The manufacturing sector showed signs of fast growth in January, as the bellwether electronics industry received a boost from global interest in artificial intelligence (AI) development, the Taiwan Institute of Economic Research (TIER, 台經院) said on Thursday.
TIER’s composite index, which gauges the fundamentals of the local manufacturing sector, rose 3.85 points from a month earlier to 16.04 in January, its highest level since August 2021, when it hit 16.48, data compiled by the economic think tank showed.
That translates into a “yellow-red” light, signifying fast growth.
Photo: CNA
The think tank uses a five-tier system to assess economic activity in the sector, with “red” indicating overheating, “yellow-red” showing fast growth, “green” representing stable growth, “yellow-blue” signaling sluggish growth and “blue” indicating contraction.

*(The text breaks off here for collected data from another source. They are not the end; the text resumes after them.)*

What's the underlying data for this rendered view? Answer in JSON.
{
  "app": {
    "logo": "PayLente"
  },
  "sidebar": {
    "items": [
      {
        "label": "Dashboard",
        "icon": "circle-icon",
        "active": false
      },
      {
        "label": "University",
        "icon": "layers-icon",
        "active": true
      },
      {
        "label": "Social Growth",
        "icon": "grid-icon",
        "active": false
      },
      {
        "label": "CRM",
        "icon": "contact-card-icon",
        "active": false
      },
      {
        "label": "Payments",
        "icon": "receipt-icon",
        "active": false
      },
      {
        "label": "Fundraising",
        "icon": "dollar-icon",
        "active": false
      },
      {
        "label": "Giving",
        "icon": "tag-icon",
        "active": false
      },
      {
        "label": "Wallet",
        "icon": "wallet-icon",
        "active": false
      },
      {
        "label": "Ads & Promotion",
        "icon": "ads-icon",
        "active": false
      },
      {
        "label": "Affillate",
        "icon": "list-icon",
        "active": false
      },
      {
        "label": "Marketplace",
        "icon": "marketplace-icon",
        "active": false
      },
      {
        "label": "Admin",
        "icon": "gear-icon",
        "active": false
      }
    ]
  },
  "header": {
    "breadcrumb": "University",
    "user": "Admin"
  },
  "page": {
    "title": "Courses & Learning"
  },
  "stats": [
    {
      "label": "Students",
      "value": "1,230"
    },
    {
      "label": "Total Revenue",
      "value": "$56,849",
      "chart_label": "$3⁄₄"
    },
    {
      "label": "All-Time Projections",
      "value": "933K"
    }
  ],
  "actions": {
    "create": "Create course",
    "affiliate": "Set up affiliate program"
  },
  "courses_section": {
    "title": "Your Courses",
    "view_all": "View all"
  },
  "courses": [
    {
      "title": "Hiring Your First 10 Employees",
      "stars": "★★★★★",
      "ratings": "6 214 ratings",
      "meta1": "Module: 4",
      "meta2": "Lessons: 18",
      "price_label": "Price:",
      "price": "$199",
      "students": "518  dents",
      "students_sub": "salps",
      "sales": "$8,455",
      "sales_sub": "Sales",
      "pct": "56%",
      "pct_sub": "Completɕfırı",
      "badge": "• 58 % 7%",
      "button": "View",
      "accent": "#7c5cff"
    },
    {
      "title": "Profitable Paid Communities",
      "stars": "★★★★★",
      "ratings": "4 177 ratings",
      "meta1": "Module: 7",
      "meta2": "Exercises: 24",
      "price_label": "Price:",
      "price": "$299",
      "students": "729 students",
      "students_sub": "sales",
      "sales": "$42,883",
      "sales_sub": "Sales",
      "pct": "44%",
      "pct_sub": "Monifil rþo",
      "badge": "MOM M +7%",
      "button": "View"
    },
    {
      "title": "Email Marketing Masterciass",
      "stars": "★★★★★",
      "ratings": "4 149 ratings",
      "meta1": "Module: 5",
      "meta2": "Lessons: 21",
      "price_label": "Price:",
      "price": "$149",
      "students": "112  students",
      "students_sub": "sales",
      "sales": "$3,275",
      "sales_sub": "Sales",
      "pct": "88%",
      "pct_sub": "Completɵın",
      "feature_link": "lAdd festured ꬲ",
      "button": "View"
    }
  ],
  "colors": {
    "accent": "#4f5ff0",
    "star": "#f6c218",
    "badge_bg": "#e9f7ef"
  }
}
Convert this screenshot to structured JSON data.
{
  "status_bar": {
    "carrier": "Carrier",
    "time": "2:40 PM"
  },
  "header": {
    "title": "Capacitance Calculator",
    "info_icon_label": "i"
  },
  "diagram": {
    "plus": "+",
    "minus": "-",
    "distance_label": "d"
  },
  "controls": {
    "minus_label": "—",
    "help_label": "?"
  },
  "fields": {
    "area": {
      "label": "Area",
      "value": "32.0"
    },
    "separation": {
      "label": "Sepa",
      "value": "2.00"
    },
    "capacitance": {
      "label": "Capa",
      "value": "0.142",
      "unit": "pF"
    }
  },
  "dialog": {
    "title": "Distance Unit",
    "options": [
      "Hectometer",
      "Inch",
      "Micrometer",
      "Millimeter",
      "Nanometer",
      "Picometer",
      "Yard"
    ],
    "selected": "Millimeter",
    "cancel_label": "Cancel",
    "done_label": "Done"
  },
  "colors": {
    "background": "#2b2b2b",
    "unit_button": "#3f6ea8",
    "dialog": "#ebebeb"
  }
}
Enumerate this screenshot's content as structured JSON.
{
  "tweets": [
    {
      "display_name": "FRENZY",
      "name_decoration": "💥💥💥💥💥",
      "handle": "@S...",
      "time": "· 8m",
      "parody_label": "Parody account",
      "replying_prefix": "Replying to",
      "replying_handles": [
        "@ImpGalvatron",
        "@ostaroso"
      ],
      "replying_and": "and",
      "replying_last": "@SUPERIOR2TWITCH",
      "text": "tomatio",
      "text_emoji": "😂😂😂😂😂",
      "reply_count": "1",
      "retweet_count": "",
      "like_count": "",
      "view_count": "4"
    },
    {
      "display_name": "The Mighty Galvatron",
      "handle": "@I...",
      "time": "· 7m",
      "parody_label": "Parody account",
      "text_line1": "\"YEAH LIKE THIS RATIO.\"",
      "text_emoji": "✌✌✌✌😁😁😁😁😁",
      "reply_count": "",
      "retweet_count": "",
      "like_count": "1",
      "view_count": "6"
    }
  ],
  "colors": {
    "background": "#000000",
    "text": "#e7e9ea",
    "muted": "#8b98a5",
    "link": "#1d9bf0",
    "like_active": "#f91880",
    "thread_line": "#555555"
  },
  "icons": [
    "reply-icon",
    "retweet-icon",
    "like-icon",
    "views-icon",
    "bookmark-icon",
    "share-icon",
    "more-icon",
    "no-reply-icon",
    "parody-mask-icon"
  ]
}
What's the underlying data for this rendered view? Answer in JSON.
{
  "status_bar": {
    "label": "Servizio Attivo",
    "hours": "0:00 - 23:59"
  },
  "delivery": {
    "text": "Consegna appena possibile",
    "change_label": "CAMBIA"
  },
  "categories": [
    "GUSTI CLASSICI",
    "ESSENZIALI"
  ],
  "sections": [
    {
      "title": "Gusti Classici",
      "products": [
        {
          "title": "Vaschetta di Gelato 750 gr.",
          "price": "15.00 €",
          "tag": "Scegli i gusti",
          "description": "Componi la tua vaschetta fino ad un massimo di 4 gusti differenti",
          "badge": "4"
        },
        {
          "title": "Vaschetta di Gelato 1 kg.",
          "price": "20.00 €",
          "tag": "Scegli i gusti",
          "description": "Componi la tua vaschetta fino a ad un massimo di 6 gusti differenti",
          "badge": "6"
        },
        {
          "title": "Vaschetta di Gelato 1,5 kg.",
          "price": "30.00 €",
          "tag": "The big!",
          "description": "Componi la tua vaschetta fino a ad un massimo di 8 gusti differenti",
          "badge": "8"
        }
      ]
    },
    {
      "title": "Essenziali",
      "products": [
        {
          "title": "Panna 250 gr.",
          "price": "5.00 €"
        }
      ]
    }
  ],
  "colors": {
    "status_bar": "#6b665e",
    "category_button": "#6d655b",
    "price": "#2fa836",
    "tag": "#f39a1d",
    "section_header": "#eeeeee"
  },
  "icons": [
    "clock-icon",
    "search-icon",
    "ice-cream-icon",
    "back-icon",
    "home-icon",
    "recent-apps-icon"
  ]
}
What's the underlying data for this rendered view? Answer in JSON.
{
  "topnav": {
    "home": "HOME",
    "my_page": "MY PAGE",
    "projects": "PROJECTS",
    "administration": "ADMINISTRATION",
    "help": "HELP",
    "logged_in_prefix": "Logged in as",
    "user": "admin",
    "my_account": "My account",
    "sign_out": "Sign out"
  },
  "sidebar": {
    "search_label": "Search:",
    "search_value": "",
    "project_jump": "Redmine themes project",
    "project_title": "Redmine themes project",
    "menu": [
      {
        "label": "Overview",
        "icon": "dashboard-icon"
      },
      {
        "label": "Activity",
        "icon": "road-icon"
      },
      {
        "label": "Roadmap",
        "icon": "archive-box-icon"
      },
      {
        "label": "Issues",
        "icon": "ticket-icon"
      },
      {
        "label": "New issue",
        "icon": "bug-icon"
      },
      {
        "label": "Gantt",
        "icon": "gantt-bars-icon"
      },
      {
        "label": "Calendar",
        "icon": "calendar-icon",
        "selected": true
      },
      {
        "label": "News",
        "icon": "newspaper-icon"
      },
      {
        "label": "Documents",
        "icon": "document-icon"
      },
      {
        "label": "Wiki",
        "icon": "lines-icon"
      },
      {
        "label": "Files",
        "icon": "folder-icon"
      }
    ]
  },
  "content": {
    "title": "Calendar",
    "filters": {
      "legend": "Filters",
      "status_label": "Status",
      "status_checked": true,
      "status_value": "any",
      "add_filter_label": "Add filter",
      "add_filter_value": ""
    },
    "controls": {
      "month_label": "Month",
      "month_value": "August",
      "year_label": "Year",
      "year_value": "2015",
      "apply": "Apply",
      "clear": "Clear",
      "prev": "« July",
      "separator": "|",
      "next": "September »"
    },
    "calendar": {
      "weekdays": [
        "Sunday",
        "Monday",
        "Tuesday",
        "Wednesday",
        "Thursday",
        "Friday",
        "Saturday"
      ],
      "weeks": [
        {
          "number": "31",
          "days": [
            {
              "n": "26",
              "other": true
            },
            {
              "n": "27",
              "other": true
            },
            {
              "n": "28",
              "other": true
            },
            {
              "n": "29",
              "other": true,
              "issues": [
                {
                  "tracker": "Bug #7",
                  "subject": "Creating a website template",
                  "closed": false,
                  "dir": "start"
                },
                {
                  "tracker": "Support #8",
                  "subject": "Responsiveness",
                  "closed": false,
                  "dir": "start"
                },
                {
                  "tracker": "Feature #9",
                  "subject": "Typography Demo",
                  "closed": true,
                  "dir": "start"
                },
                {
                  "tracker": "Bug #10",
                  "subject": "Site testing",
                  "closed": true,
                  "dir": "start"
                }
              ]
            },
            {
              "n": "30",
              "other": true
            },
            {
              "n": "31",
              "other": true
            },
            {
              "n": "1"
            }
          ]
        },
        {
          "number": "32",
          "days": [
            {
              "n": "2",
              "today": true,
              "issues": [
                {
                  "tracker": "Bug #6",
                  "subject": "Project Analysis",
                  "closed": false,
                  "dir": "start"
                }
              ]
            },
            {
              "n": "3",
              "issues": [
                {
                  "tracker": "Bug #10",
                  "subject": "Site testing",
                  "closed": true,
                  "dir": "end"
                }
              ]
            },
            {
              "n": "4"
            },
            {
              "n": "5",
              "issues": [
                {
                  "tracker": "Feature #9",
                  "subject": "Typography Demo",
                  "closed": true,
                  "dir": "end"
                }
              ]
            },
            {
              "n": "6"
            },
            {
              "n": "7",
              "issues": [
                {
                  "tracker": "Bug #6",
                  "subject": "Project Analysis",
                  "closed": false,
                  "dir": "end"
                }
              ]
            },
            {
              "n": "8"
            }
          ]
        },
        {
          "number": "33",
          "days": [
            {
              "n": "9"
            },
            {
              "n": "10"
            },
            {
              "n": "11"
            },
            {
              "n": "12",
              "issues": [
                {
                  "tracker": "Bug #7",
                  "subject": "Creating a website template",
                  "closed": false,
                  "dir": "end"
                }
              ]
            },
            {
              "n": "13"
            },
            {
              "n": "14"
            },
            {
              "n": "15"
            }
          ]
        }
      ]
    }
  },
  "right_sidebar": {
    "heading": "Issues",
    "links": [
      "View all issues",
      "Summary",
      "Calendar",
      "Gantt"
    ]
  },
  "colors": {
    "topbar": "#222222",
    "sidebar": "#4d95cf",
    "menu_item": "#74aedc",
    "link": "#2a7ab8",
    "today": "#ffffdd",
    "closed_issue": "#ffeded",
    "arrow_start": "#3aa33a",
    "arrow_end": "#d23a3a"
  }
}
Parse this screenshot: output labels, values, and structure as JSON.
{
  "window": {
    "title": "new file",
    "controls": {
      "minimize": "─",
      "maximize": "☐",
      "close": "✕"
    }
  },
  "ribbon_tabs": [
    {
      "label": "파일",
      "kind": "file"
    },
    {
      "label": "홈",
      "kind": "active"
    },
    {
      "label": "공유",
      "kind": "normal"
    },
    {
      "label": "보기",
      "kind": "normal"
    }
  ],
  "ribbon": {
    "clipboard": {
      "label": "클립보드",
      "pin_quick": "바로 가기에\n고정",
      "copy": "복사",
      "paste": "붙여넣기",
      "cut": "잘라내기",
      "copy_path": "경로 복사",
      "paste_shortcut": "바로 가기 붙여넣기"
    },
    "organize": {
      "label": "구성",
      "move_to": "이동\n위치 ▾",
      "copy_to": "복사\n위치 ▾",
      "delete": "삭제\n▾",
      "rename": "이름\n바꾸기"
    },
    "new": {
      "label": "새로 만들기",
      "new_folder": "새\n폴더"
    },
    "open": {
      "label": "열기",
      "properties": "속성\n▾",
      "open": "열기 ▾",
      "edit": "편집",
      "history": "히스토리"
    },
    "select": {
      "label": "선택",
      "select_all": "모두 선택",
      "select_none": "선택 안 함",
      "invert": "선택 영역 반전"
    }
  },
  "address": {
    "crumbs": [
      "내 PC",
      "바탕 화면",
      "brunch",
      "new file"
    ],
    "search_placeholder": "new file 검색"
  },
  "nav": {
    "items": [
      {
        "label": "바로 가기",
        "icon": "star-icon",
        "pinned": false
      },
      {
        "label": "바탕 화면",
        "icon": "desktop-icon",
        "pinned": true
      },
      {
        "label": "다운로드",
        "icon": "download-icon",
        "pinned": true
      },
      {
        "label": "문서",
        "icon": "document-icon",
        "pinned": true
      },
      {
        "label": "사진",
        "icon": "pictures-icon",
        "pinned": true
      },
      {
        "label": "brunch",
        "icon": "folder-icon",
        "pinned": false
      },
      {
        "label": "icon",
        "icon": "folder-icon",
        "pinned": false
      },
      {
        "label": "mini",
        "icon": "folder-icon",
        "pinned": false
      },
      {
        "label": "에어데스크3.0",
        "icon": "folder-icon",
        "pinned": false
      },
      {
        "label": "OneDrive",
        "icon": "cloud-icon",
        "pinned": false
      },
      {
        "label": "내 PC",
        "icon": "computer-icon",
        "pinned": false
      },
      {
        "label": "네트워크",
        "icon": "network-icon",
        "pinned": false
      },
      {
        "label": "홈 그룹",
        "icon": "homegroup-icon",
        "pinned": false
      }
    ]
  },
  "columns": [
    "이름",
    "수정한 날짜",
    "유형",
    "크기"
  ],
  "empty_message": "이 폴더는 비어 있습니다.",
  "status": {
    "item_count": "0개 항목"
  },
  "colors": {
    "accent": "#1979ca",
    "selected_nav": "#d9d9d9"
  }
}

Although manufacturing activity in the US, the EU, China and Japan has continued to slump, their purchasing managers’ indices trended higher, showing that the fundamentals of the global manufacturing sector are improving, TIER said.
Export-oriented manufacturers continued to benefit from the growing popularity of AI applications worldwide, while bloated inventories in the semiconductor industry have gradually been trimmed, leading to new export orders, the institute said.
The January spike was also the result of a low base of comparison, caused by the timing of the Lunar New Year holiday, TIER said.
The subindex for raw material purchases rose 2.26 points from a month earlier, the fastest increase among the index’s five components, as manufacturers were keen to restock inventory, TIER said.
The subindices for demand and pricing moved higher by 2.07 and 0.32 points respectively, while the sub-indices for the general business climate and costs moved lower by 0.76 and 0.04 respectively, it said.
Meanwhile, TIER’s survey of businesses showed that only 1.97 of polled manufacturers remained in “contraction” mode in January, sharply down from 30.99 percent of manufacturers in a similar poll conducted in December.
Moreover, 40.07 percent of manufacturers reported “fast growth” in their businesses in January, compared with only 4.5 percent in December.
However, 10.17 percent of respondents indicated that business was overheating in January, compared with zero in December.
By sector, electronic components saw “fast growth” in January, compared with “stable growth” in December, as AI development and inventory drawdown boosted demand for high-end chips, TIER said.
The base metal industry benefited from an increase in steel product prices and its businesses reported “steady growth,” an improvement from December’s “sluggish growth.”
The auto manufacturing and parts sectors saw “stable growth,” unchanged from a month earlier, as a decline in auto parts exports to China offset the benefits of an increase in domestic auto sales.
Global uncertainties could affect Taiwan in the coming months, TIER said.
These include how the Chinese economy would evolve, when central banks in the US and Europe would start to cut interest rates, and how geopolitical tensions would play out, it said.